Река осталась уже позади, и мы поднимались на противоположную сторону, когда меня чуть было не раздавили быстро спускающиеся с противоположного берега подводы, ехавшие в полном беспорядке. Мы попали в самую гущу поспешно отступающих махновских войск.

Потерпев поражение, они отступали перед белыми. Все улицы и дворы в Карпатском оказались запруженными подводами. Нам, ехавшим как раз навстречу, не было почти никакой возможности двигаться вперед, чтобы добраться до дома верующих.

При этом мы сознавали, что если будем узнаны махновцами. то без всяких объяснений будем тут же убиты. Но Господь хранил нас.

В десяти шагах не было возможности что-либо видеть, и в темноте они приняли нас за своих.

«Вы как попали на эту улицу, товарищ, какой вы части, почему едете навстречу? Здесь наш участок, мы должны здесь расквартироваться на ночь», — обратился ко мне махновец, управляющий лошадьми. «Здесь такая тесная улица, что четверками нет никакой возможности разъехаться, хоть в стену въезжай», — продолжал кричать и ругаться управляющий передней подводой.

Видя, что мы приняты ими за своих, я решил воспользоваться этим обстоятельством. Не отвечая на вопросы, я крикнул махновцу: «Завтра разберемся, кто где должен расквартироваться. Теперь нам надо разъехаться, не стоять же целую ночь под дождем в грязи. Поворачивайте в первый попавший двор, нам нужно проехать дальше, я вам сейчас помогу!» — с этими словами я взял за поводья махновских лошадей и повернул их в первый попавшийся двор. За этой подводой последовали еще две. Путь был освобожден. Мы благополучно проехали несколько следующих домов и нашли верующего человека, который принял нас с радостью в свой дом.

В продолжение всех этих переговоров и возни с разъездом, сидевшие на бричках братья и сестры хранили полное молчание и в тишине молили Бога о помощи. Молитвы были услышаны, и Его рука вывела нас из Среды махновцев.

Не успели мы распрячь измученных лошадей и войти в тесную комнату деревенской хаты, как вслед за нами прибыли три верховых махновца, требуя для себя квартиры. Хозяину дома пришлось принять их. Несмотря на сильную усталость и опасность положения, мы открыли Библию и начали с приехавшими беседу о Христе, затянувшуюся далеко за полночь. Загрубевшие в преступлениях люди под влиянием Слова Божия с сожалением и раскаянием рассказывали нам кошмар, который они только что пережили.

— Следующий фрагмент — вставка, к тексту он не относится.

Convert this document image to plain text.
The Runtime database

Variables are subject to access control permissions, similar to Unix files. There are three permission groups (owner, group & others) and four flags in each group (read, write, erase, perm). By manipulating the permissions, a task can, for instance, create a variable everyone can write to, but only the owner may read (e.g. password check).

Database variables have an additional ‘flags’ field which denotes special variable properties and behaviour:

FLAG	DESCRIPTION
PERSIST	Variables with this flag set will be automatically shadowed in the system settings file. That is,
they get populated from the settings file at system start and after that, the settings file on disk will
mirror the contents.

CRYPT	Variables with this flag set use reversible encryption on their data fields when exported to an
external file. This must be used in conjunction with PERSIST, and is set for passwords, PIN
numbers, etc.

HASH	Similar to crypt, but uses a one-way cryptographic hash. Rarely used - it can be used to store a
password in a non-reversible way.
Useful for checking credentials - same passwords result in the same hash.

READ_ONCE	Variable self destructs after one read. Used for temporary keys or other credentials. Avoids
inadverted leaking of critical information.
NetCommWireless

При отступлении они зажгли со всех сторон одну из находившихся на их пути немецких колоний. Мужчины, женщины и дети выбегали из охваченных пламенем домов, искали спасения в садах и небольшом лесу. Махновцы при свете багрового пламени, поднимающегося от горящих строений, верхом нагоняли бегущих и рубили шашками всех без малейшей пощады.

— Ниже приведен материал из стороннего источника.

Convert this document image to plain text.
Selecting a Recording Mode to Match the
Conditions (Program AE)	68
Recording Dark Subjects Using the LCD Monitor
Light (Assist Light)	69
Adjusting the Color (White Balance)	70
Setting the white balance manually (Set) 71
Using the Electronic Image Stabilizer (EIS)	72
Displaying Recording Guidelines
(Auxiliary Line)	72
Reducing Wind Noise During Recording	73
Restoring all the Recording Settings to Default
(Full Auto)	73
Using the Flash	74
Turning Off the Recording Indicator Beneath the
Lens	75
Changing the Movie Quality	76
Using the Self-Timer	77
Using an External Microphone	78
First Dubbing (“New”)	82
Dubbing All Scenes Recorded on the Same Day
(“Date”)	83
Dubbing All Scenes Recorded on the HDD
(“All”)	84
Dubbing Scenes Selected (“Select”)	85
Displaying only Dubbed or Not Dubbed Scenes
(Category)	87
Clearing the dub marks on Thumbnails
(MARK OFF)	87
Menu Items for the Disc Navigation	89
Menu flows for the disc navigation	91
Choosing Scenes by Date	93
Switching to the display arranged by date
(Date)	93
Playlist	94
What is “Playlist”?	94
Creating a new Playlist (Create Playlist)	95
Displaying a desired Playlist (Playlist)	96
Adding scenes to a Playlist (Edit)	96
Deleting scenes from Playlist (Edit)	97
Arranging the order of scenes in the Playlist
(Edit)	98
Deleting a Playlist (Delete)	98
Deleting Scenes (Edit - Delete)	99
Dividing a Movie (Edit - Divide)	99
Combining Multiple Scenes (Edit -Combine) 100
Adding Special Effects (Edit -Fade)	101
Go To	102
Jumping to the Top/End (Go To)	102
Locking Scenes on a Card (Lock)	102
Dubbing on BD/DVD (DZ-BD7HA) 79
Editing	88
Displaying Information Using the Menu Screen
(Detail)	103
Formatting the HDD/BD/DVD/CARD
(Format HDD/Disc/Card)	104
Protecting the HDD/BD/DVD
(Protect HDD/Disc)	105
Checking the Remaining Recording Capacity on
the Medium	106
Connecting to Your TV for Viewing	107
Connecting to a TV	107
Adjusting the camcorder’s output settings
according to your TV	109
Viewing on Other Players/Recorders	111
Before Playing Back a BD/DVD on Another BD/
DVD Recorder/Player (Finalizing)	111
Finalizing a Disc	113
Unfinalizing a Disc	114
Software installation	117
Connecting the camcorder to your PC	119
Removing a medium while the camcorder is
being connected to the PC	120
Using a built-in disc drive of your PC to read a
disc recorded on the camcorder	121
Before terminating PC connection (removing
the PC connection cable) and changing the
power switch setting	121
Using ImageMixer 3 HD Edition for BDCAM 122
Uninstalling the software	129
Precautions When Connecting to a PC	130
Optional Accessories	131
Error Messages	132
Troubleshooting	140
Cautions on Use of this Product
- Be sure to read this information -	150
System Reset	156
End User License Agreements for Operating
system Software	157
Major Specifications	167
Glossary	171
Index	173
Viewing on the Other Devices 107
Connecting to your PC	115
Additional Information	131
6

В одном доме родители и четверо детей были приведены в комнату и там зарублены шашками. Одна из дочерей, десятилетняя девочка, успела спрятаться. Когда махновцы ушли из дома, она вышла из своего убежища, чтобы посмотреть, что сделали махновцы с ее родителями, братьями и сестрами. Увидев груду изуродованных, окровавленных тел, она помешалась разумом. С широко открытыми от ужаса глазами, она легла поверх окровавленных трупов и обхватила их руками, как бы желая защитить их от врагов.

Один из махновцев, зашедших снова в дом, заметил живую девочку и вынул шашку, чтобы зарубить ее. Увидев безумный взор ребенка, устремленный на него, он опустил руку. Был послан другой, но и с этим произошло то же. Тогда они зажгли дом и уехали, оставив помешанного ребенка вместе с трупами родителей в горящем доме.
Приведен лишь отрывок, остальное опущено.